「夜のとばりよ さようなら:私がモテないのはどう考えてもお前らが悪い! 特殊ED」 こんなんでいいの?

 辺りを見回しながら、「ココも随分と変わったな」と物思いにふける。


「あそこの壁に絵を飾っているでしょ? あそこはカラオケステージだったんだぁ」


「カラオケなんてありましたの?」


 五〇〇円払うと、指名したメイドさんに歌ってもらえるサービスがあった。


 母は趣味でバンドのボーカルをやっていたので、よく呼ばれたという。

 母も母で、「歌の練習になるから」と、このバイト先を選んだ。

 収録しようにもスタジオが高い上に、バイト先なら金だってもらえる。

 客が聞きたい曲を調べられるのも、ポイントだった。


「亜美さんと、同じ価値観ですわね」

「まあ、亜美ちゃんはライブハウスの人だけど」

「それはともかく、今でも人気になりそうなお店なのに、どうして閉店なんて?」

「経営者が、ヒドいヤツでさ」


 いわゆる、「地下アイドル詐欺」を手がけていたのだ。

 デビューさせてやると偽って、そっち系のビデオに出させる。


 アイドル活動に対して、母はまったく興味なかった。

 歌はあくまで趣味だったから。


 だが、母の友人が引っかかりそうになったのである。


 父と警察に協力してもらい、母は悪漢を撃退したという。


「相手の顔面にマイクをドーンってやったり。もう大騒動だったんだって!」


「まるで、優歌さんのお話を聞いているみたいですわね」

 ウフフと、唱子さんは愉快そうに笑う。


「その経営者が逮捕されて、今の健全なお店になったの」

「ふむ。
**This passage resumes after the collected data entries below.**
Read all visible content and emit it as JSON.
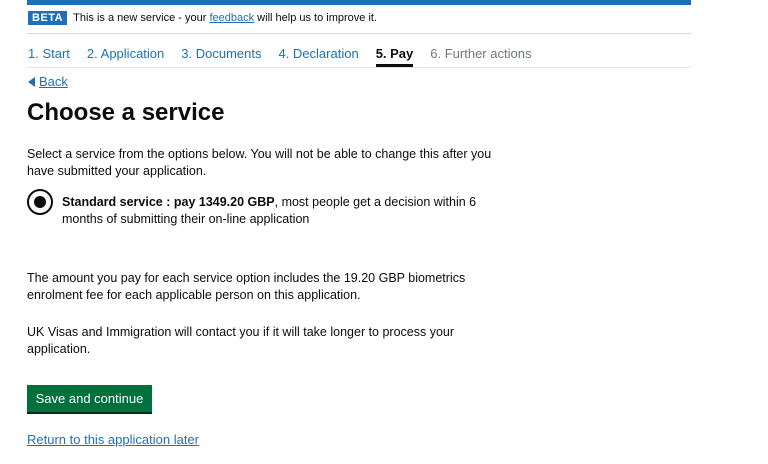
{
  "colors": {
    "brand_blue": "#1d70b8",
    "button_green": "#00703c",
    "text": "#0b0c0c"
  },
  "phase_banner": {
    "tag": "BETA",
    "text_before": "This is a new service - your ",
    "link": "feedback",
    "text_after": " will help us to improve it."
  },
  "steps": [
    {
      "label": "1. Start",
      "state": "link"
    },
    {
      "label": "2. Application",
      "state": "link"
    },
    {
      "label": "3. Documents",
      "state": "link"
    },
    {
      "label": "4. Declaration",
      "state": "link"
    },
    {
      "label": "5. Pay",
      "state": "current"
    },
    {
      "label": "6. Further actions",
      "state": "future"
    }
  ],
  "back": {
    "label": "Back",
    "icon": "left-triangle-icon"
  },
  "page_title": "Choose a service",
  "intro": "Select a service from the options below. You will not be able to change this after you have submitted your application.",
  "option": {
    "selected": true,
    "bold": "Standard service : pay 1349.20 GBP",
    "rest": ", most people get a decision within 6 months of submitting their on-line application"
  },
  "amount_text": "The amount you pay for each service option includes the 19.20 GBP biometrics enrolment fee for each applicable person on this application.",
  "contact_text": "UK Visas and Immigration will contact you if it will take longer to process your application.",
  "save_button": "Save and continue",
  "return_link": "Return to this application later"
}
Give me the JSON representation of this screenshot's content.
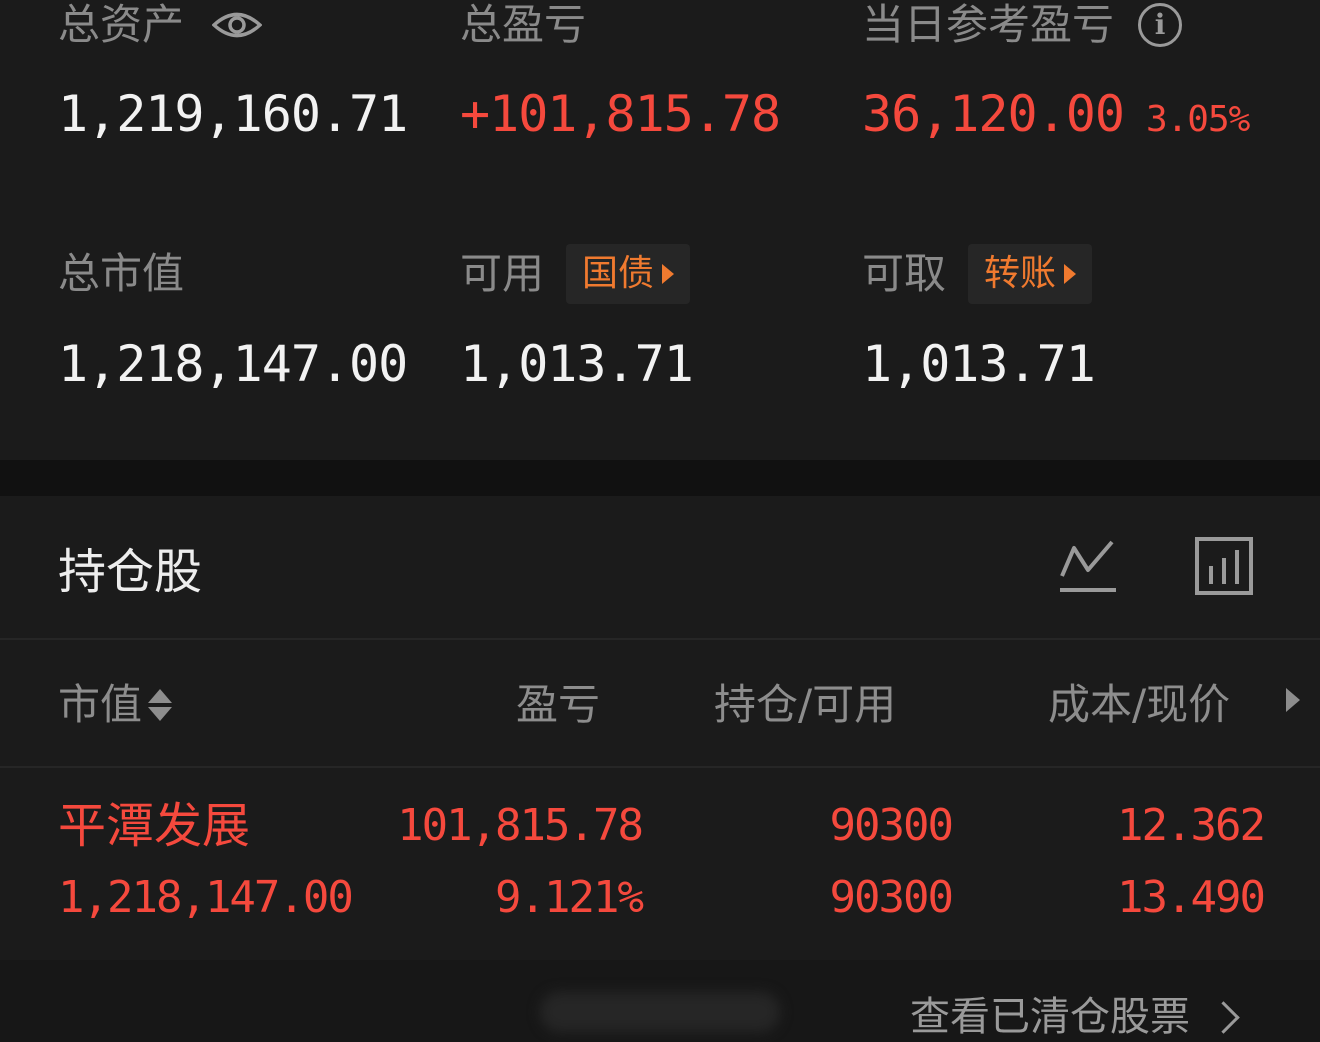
{
  "summary": {
    "total_assets": {
      "label": "总资产",
      "value": "1,219,160.71",
      "icon": "eye-icon"
    },
    "total_pnl": {
      "label": "总盈亏",
      "value": "+101,815.78"
    },
    "daily_pnl": {
      "label": "当日参考盈亏",
      "value": "36,120.00",
      "percent": "3.05%",
      "icon": "info-icon"
    },
    "market_value": {
      "label": "总市值",
      "value": "1,218,147.00"
    },
    "available": {
      "label": "可用",
      "chip": "国债",
      "value": "1,013.71"
    },
    "withdrawable": {
      "label": "可取",
      "chip": "转账",
      "value": "1,013.71"
    }
  },
  "holdings": {
    "title": "持仓股",
    "icons": [
      "line-chart-icon",
      "bar-chart-icon"
    ],
    "columns": {
      "market_value": "市值",
      "pnl": "盈亏",
      "position": "持仓/可用",
      "cost_price": "成本/现价"
    },
    "rows": [
      {
        "name": "平潭发展",
        "market_value": "1,218,147.00",
        "pnl": "101,815.78",
        "pnl_pct": "9.121%",
        "position": "90300",
        "available": "90300",
        "cost": "12.362",
        "price": "13.490"
      }
    ],
    "cleared_link": "查看已清仓股票"
  },
  "colors": {
    "background": "#121212",
    "panel": "#1b1b1b",
    "up_red": "#f5493d",
    "chip_orange": "#f07a2f"
  }
}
『夜のとばりよ さようなら』ですわね」


 ラーメンを食べ終わって、私はデザートを選ぶ。


「やはり、ご両親の血を受け継いでらっしゃるのね」

 さもうらやましそうに、唱子さんは微笑んだ。


「ハニトー頼むけど、食べる? 一人じゃ食べるの苦しいかも」

「食べます!」


 しばらくして、頼んだハニートーストが。

 球状のバニラアイスには、チョコレートが網目状に掛かっていた。


「さっきのお話を聞いた後だと、アイスがマイクみたいに見えてきましたわ!」

「アハハ! ホントだ!」


 ハニトーでお腹いっぱいになり、店を出ることに。


「今日は来てくれてありがとう。ごちそうするね」


 電子マネーが使えるので、ICカードで精算した。


「これですわ!」

 なぜか、唐突に唱子さんは手をパンと叩く。


 メイドカフェを堪能した後は、アニメグッズ売り場へ。


 買ったのは、キャラクターがプリントされたパスケースだ。

 ICカードがちょうど入るくらいの。

 私がメインヒロインで、唱子さんはサブヒロインを選んだ。

 お互いにお金を出し合う。


「こんなんでいいの?」

 ケースにカードを差し込みながら、私は唱子さんに尋ねる。


 ヘッドホンやコードレススピーカーなど、もっと高いモノを買おうと思っていたんだけど。